Well the weather has certainly warmed up recently. But it has brought with it some problems. The first one being the millions of grasshoppers hatching in the field. They have all made a beeline for my vegetable patch and eaten all the leaf material off my potato plants. I have had to dig them up and I only got about five pounds of new potatoes from them. I was hoping for a lot more, but it's all a learning curve. I will try and get some row covers before I plant anything else in that bed. They have now taken a like to my onion stalks, so I may be digging them up this week. The only other thing I have growing in those beds are some peanuts.
The other problem has been the heat preventing anymore than an hour or so work each morning. We are also experiencing a bumper crop of ticks this year,, so every time we come in from the field we have to check for the little bloodsuckers. I hate them with a vengeance and really enjoy killing any I find.
We have been busy every other evening picking blackberries. So far we have about five gallons of berries and there are still lots more to come. The birds seem to be letting us have all the pick of them this year.The mulberry tree on the west side has had a good crop of berries too, and it has been a grazing stop for us when ever we have passed it.
I have also been cutting hay, but on a small scale. I have been using a trimmer with a brush blade on it to cut the grass, leaving it in windrows throughout the week and then the family workforce goes into action every Saturday morning to bring it all to the barn where we have been making square bales with a homemade hand baler I made.

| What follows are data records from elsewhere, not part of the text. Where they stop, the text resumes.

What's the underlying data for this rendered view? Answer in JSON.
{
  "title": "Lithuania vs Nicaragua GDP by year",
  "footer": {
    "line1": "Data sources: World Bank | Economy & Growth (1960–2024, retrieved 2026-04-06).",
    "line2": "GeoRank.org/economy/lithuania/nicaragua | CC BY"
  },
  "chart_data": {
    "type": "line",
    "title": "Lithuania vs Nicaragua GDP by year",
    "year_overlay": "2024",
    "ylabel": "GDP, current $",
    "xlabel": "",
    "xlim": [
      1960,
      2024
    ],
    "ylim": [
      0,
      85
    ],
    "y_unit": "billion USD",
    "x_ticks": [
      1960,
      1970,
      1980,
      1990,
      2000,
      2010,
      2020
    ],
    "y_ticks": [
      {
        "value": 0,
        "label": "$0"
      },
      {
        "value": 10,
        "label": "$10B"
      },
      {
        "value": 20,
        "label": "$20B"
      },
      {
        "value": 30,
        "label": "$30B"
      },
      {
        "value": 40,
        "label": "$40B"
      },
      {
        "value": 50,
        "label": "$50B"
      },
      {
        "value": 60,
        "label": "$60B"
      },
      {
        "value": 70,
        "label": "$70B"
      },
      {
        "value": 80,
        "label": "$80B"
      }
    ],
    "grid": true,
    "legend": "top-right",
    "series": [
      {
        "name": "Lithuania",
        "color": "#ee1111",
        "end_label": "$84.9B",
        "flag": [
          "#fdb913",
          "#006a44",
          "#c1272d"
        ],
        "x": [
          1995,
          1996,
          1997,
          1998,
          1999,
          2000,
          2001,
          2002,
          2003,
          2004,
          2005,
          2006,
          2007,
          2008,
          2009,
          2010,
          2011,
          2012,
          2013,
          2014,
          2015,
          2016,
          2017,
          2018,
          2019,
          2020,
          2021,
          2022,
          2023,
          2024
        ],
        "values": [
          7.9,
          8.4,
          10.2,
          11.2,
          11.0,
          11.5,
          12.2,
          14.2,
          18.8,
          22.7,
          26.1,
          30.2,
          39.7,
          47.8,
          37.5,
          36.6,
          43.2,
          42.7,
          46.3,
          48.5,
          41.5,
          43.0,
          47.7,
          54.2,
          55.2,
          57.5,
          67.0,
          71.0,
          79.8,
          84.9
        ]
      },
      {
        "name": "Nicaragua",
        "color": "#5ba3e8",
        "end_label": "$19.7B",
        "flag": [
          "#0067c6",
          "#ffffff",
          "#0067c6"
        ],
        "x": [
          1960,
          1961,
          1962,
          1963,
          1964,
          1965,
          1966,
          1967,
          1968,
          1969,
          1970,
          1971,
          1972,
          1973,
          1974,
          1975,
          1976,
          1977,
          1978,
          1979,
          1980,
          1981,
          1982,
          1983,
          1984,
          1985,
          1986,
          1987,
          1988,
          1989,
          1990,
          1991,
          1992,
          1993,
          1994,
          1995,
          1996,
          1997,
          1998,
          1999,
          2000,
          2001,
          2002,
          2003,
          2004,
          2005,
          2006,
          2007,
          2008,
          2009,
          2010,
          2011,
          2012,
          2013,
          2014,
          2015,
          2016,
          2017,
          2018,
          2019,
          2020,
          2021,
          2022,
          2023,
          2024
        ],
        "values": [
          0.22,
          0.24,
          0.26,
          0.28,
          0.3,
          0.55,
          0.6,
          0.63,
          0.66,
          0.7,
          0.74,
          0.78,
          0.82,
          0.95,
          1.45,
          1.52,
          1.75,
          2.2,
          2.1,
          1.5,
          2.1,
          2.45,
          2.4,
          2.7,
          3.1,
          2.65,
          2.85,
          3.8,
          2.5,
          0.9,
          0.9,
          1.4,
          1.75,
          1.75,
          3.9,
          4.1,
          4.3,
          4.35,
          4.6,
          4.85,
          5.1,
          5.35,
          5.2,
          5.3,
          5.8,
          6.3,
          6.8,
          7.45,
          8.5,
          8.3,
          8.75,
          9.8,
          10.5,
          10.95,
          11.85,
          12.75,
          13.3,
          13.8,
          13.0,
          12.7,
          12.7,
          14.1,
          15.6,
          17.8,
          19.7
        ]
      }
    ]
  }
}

So far we have just over a dozen bales that I will keep for litter for when we eventually get the chickens.
The orchard trees continue to flourish, even though we have had hardly any rain. I did have a worrying day or two when I found Japanese beetle on them, but I sprayed everything with soap spray and it seems to have stopped them.
More fruit is growing in the kitchen garden. We have some watermelons growing and the kids are looking forward to cutting them up. I actually prefer honeydew melons. I think they have lots more taste to them and they don't feel like you are eating water. We bought some recently and I happened to comment that it would be cool to save the seeds and try to grow some. Well I got ignored and the seeds were tossed onto the compost heap. A week or so later we had honeydew melons growing in the compost heap. Lea Ann tried to transplant some into the kitchen garden but they died off. Luckily she had left some on the compost heap so we are letting those grow and will see what happens. I love free food.
Future projects include a hoop house greenhouse, fed with water from a rainwater catchment fitted behind the barn. It will also irrigate the vegetable beds. I may eventually build an aquaculture system in the greenhouse with a wind generator to charge the batteries powering the water pump.
I also want to convert an old tiller into a walk behind tractor, so I can build attachments to use around the farm such as grass rake, snowplow, chain harrow and seed drill. Eventually all the gas engines will be replaced with electric motors with the batteries being charged by solar and wind power.